Now
I don't often think that things can't get better, but at this particular moment, that was the one thought that clearly went through my mind:
Things can't get much better than this
.
This
was me, only wearing my shirt, drilling my twenty-year-old girlfriend's bald pussy as she leaned over her desk in her sorority room.
This
was her roommate sitting only a foot away, recording us while fingering herself.
This
was my girlfriend, with her thong down around her ankles, her skirt bunched up around her waist, her black nylon socks ending just beneath her knees, heels trying to keep traction, yelling out my name with each thrust of my cock.
This
was how I was letting go of much pent-up tension from the past weeks where all I seemed to do was study and work and during which I had little-to-no-time to spend with my sexy girlfriend, a girl I met during another late night in the library during which I strongly considered (once again) what I was still doing in school at the age of twenty-seven.
And
this
was me holding on to her hip with my left hand while using my right to pull her hair back, and her smiling at me as my balls slapped against her perfect ass, and her saying to me, "Come. Come inside of me. I want it, and you need it. Come inside of me."

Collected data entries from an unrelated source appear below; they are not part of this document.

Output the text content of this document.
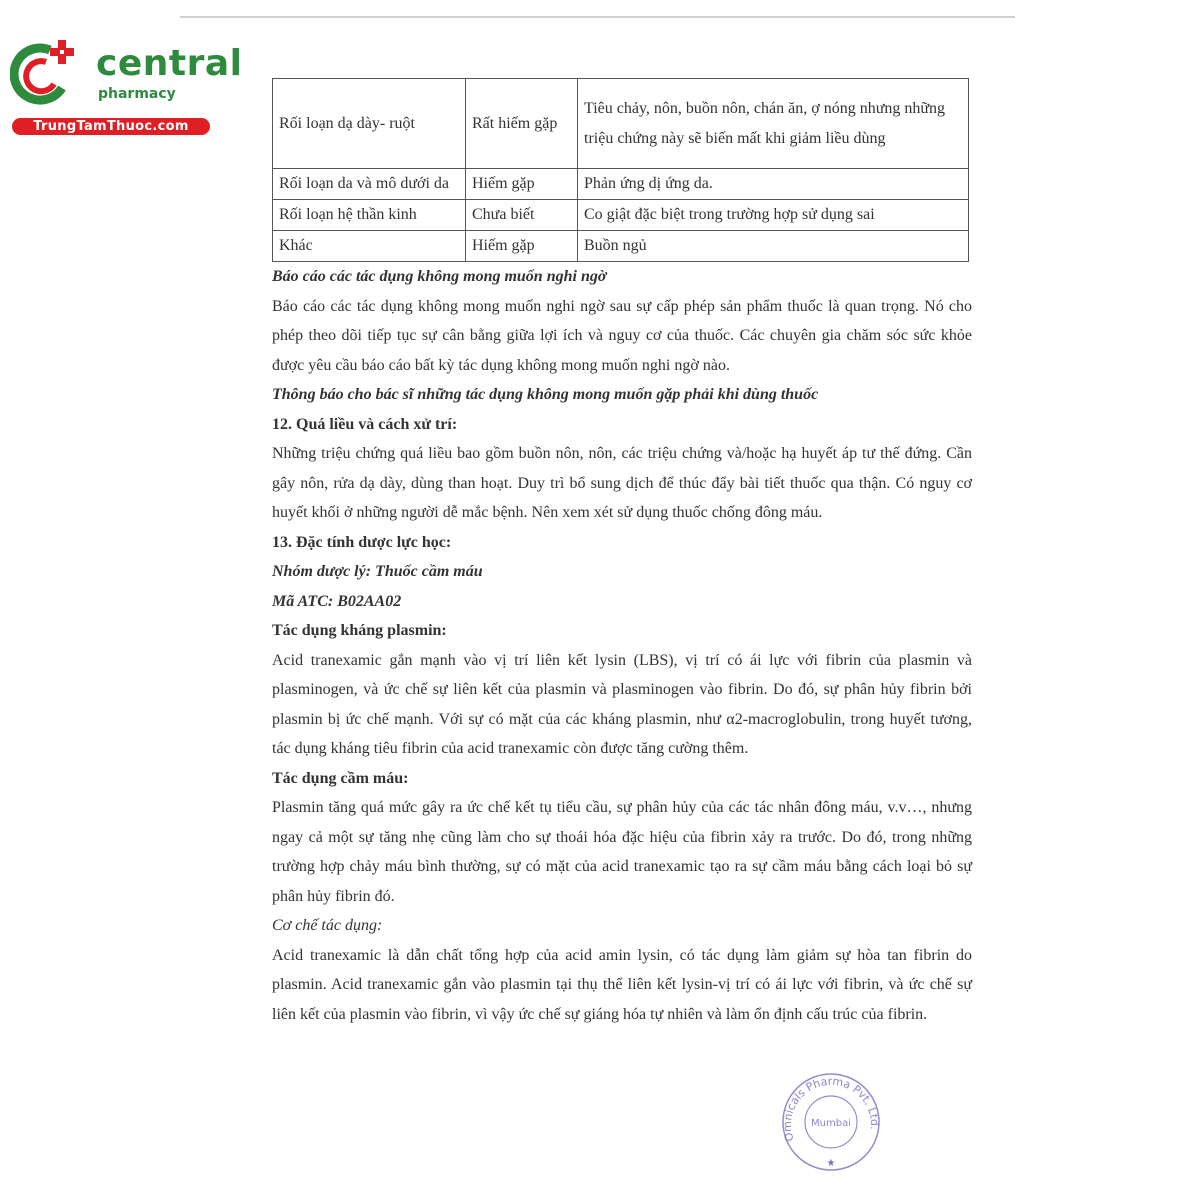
central
pharmacy
TrungTamThuoc.com	Rối loạn dạ dày- ruột	Rất hiếm gặp	Tiêu chảy, nôn, buồn nôn, chán ăn, ợ nóng nhưng những triệu chứng này sẽ biến mất khi giảm liều dùng
Rối loạn da và mô dưới da	Hiếm gặp	Phản ứng dị ứng da.
Rối loạn hệ thần kinh	Chưa biết	Co giật đặc biệt trong trường hợp sử dụng sai
Khác	Hiếm gặp	Buồn ngủ

Báo cáo các tác dụng không mong muốn nghi ngờ

Báo cáo các tác dụng không mong muốn nghi ngờ sau sự cấp phép sản phẩm thuốc là quan trọng. Nó cho phép theo dõi tiếp tục sự cân bằng giữa lợi ích và nguy cơ của thuốc. Các chuyên gia chăm sóc sức khỏe được yêu cầu báo cáo bất kỳ tác dụng không mong muốn nghi ngờ nào.

Thông báo cho bác sĩ những tác dụng không mong muốn gặp phải khi dùng thuốc

12. Quá liều và cách xử trí:

Những triệu chứng quá liều bao gồm buồn nôn, nôn, các triệu chứng và/hoặc hạ huyết áp tư thế đứng. Cần gây nôn, rửa dạ dày, dùng than hoạt. Duy trì bổ sung dịch để thúc đẩy bài tiết thuốc qua thận. Có nguy cơ huyết khối ở những người dễ mắc bệnh. Nên xem xét sử dụng thuốc chống đông máu.

13. Đặc tính dược lực học:

Nhóm dược lý: Thuốc cầm máu

Mã ATC: B02AA02

Tác dụng kháng plasmin:

Acid tranexamic gắn mạnh vào vị trí liên kết lysin (LBS), vị trí có ái lực với fibrin của plasmin và plasminogen, và ức chế sự liên kết của plasmin và plasminogen vào fibrin. Do đó, sự phân hủy fibrin bởi plasmin bị ức chế mạnh. Với sự có mặt của các kháng plasmin, như α2-macroglobulin, trong huyết tương, tác dụng kháng tiêu fibrin của acid tranexamic còn được tăng cường thêm.

Tác dụng cầm máu:

Plasmin tăng quá mức gây ra ức chế kết tụ tiểu cầu, sự phân hủy của các tác nhân đông máu, v.v…, nhưng ngay cả một sự tăng nhẹ cũng làm cho sự thoái hóa đặc hiệu của fibrin xảy ra trước. Do đó, trong những trường hợp chảy máu bình thường, sự có mặt của acid tranexamic tạo ra sự cầm máu bằng cách loại bỏ sự phân hủy fibrin đó.

Cơ chế tác dụng:

Acid tranexamic là dẫn chất tổng hợp của acid amin lysin, có tác dụng làm giảm sự hòa tan fibrin do plasmin. Acid tranexamic gắn vào plasmin tại thụ thể liên kết lysin-vị trí có ái lực với fibrin, và ức chế sự liên kết của plasmin vào fibrin, vì vậy ức chế sự giáng hóa tự nhiên và làm ổn định cấu trúc của fibrin.

Omnicals Pharma Pvt. Ltd.
Mumbai
★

At which point I let go of her hair, grabbed her hips with both of my hands, thrust once, twice, thrice more until I came and hollered and her roommate locked the door so no one would walk in on the three of us and I just kept coming and my girlfriend kept saying, "Come, come inside of me, come—that's it: come," and I followed her orders until my knees felt weak and I slid out of her and her roommate summed it up best with, "Jesus Christ, that's a big load."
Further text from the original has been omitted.